Editorial Review of On the Riviera (1951) starring Danny Kaye, Gene Tierney, Corinne Calvet, courtesy of Amazon.com
Just as Love Affair inspired An Affair to Remember and Sleepless in Seattle, Folies Bergere inspired That Night in Rio and On the Riviera. In Walter Lang’s Technicolor version, Danny Kaye takes on a dual role previously assumed by Maurice Chevalier and Don Ameche. A master of mistaken identity, Kaye makes it his own. His Jack Martin is an American song and dance man based in Monte Carlo. When playboy aviator Henri Duran (Kaye with French accent) returns from his latest adventure, Martin notices a resemblance. He also notices Duran’s neglected wife, Lili (Gene Tierney). After Duran is called away on business, Martin is enlisted to impersonate him for an important function. That gives him the chance to cozy up to Lili–and infuriate dance partner Colette (Corinne Calvet). Duran pays him back with an impersonation of his own. It isn’t Twelfth Night, but On the Riviera is an enjoyable diversion. It also represents a family affair, since designer Oleg Cassini outfitted wife Tierney and Sylvia Fine penned tunes for husband Kaye (except for the standard “Ballin’ the Jack”). Though considered a minor effort in the canons of Lang and Kaye–the musical was more of an audience favorite than a critical darling–Fox has done right by this long-unavailable title with an interactive press book, featurettes, lobby cards, and a pristine print (heavy on the brilliant blues).

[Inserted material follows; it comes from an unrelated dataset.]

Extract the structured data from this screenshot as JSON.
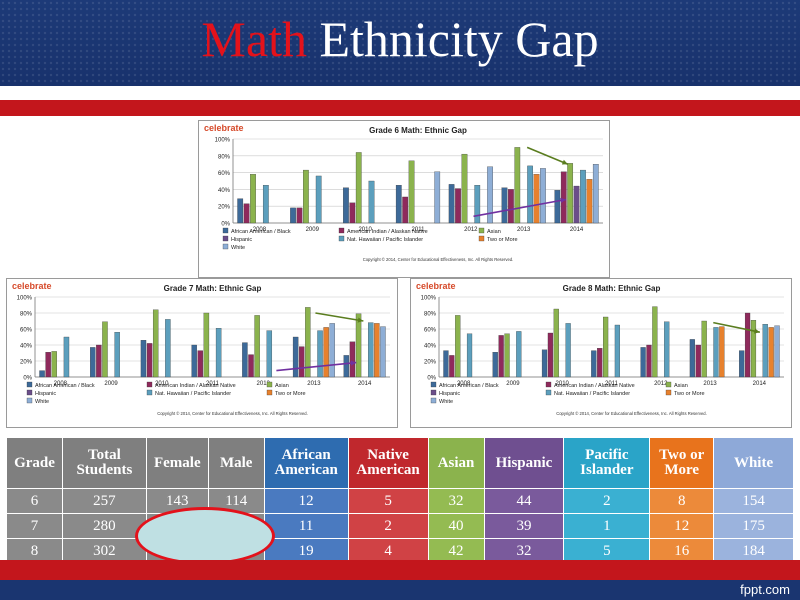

Look sharp for future Fosse hoofer (and wife) Gwen Verdon as a dancer and Tierney’s famous Laura portrait above Duran’s fireplace. —Kathleen C. Fennessy
Description of On the Riviera starring Danny Kaye, Gene Tierney, Corinne Calvet
Jack Martin (Danny Kaye), an American entertainer working cabarets on the French Riviera, does an impersonation of philandering industrialist Henri Duran (Kaye, again) so convincingly that even Duran’s beautiful wife (Gene Tierney) is fooled by it. When Duran’s business interests compel him to be in London when he should be hosting a large soiree at his home, Martin is persuaded to impersonate Duran at the party. But matters threaten to get out of hand when Martin (as Duran) is confronted by several of the philanderer’s women, and by Duran’s ruthless business rival, M. Periton (Jean Murat).